Apple just completed the finishing touches of its 10th anniversary iPhone, and it's currently testing the overhauled handset. Ten years after Steve Jobs held up the original iPhone to an adoring San Francisco crowd, the tech giant is now readying for the release of its most extensive iPhone lineup. One of which is the revamped version of an all-screen front, curved glass and stainless steel frame of the much-anticipated iPhone.
To give you a better visual on the upcoming anniversary Apple handset, imagine a nearly bezel-free slab of glass and stainless frame of steel or possibly aluminum. There will be no home button, and a stunning OLED display will be the central feature. If the new design sounds familiar to you, it's probably because you've already heard and seen the same style on Samsung's Galaxy S8.
According to Gizmodo, Apple's anniversary iPhone will give you a sense of deja vu, as the handset has the exact same series of redesigns as Samsung's Galaxy S8. Despite Apple's popular reputation as the big smartphone innovator, there is no doubt that is chasing Samsung this year. However, the tech company might still have a few tricks up its sleeve to surprise consumers.

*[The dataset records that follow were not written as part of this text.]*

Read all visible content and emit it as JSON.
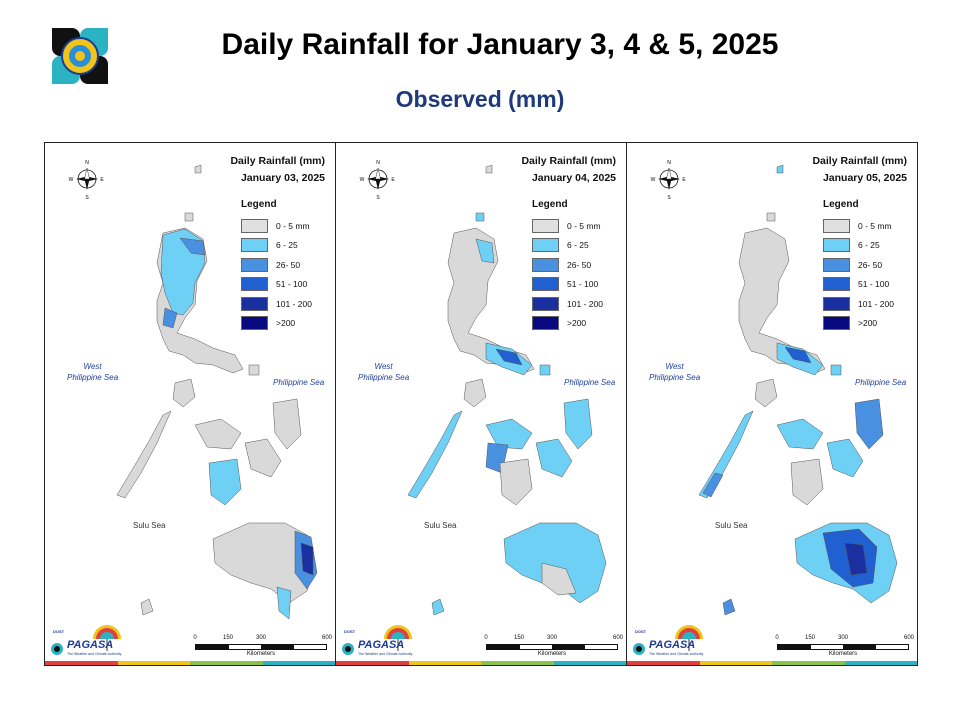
{
  "header": {
    "title": "Daily Rainfall for January 3, 4 & 5, 2025",
    "subtitle": "Observed (mm)"
  },
  "legend": {
    "title": "Legend",
    "classes": [
      {
        "label": "0 - 5 mm",
        "color": "#e0e0e0"
      },
      {
        "label": "6 - 25",
        "color": "#6fd0f5"
      },
      {
        "label": "26- 50",
        "color": "#4a90e0"
      },
      {
        "label": "51 - 100",
        "color": "#2060d0"
      },
      {
        "label": "101 - 200",
        "color": "#1a30a0"
      },
      {
        "label": ">200",
        "color": "#0a0a80"
      }
    ]
  },
  "panels": [
    {
      "title_line1": "Daily Rainfall (mm)",
      "title_line2": "January 03, 2025",
      "wet_regions": [
        "northern-luzon",
        "central-luzon",
        "east-mindanao",
        "panay-negros"
      ]
    },
    {
      "title_line1": "Daily Rainfall (mm)",
      "title_line2": "January 04, 2025",
      "wet_regions": [
        "bicol",
        "visayas",
        "mindanao",
        "palawan"
      ]
    },
    {
      "title_line1": "Daily Rainfall (mm)",
      "title_line2": "January 05, 2025",
      "wet_regions": [
        "bicol",
        "eastern-visayas",
        "central-mindanao",
        "palawan"
      ]
    }
  ],
  "map_labels": {
    "west_sea_1": "West",
    "west_sea_2": "Philippine Sea",
    "east_sea": "Philippine Sea",
    "sulu_sea": "Sulu Sea"
  },
  "compass": {
    "n": "N",
    "s": "S",
    "e": "E",
    "w": "W"
  },
  "scale": {
    "t0": "0",
    "t1": "150",
    "t2": "300",
    "t3": "600",
    "unit": "Kilometers"
  },
  "brand": {
    "top": "DOST",
    "name": "PAGASA",
    "tag": "The Weather and Climate Authority"
  },
  "icons": [
    "pagasa-seal-icon",
    "compass-rose-icon",
    "rainbow-umbrella-icon"
  ]
}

One of those ace cards could be the groundbreaking software-based thumbprint recognition and the much-talked about multiple cameras on the front and back for augmented reality purposes. According to the Bloomberg, the company has been rumored to be working on augmented reality technology for a while now. So it's not such a far-fetched idea to expect any AR capabilities built into the iPhone to give you a unique platform.
Apple’s iPhone is the most important product of the company, representing about two-thirds of sales. It leads other Apple devices such as the iPad and Apple Watch and is the basis for other lucrative services like the App Store. Last year, Apple endured a rare sales slide on its iPhones, thus it's working hard to be able to compete with the market's leading smartphone brand and also as a way to commemorate its 10th year in the highly-competitive industry.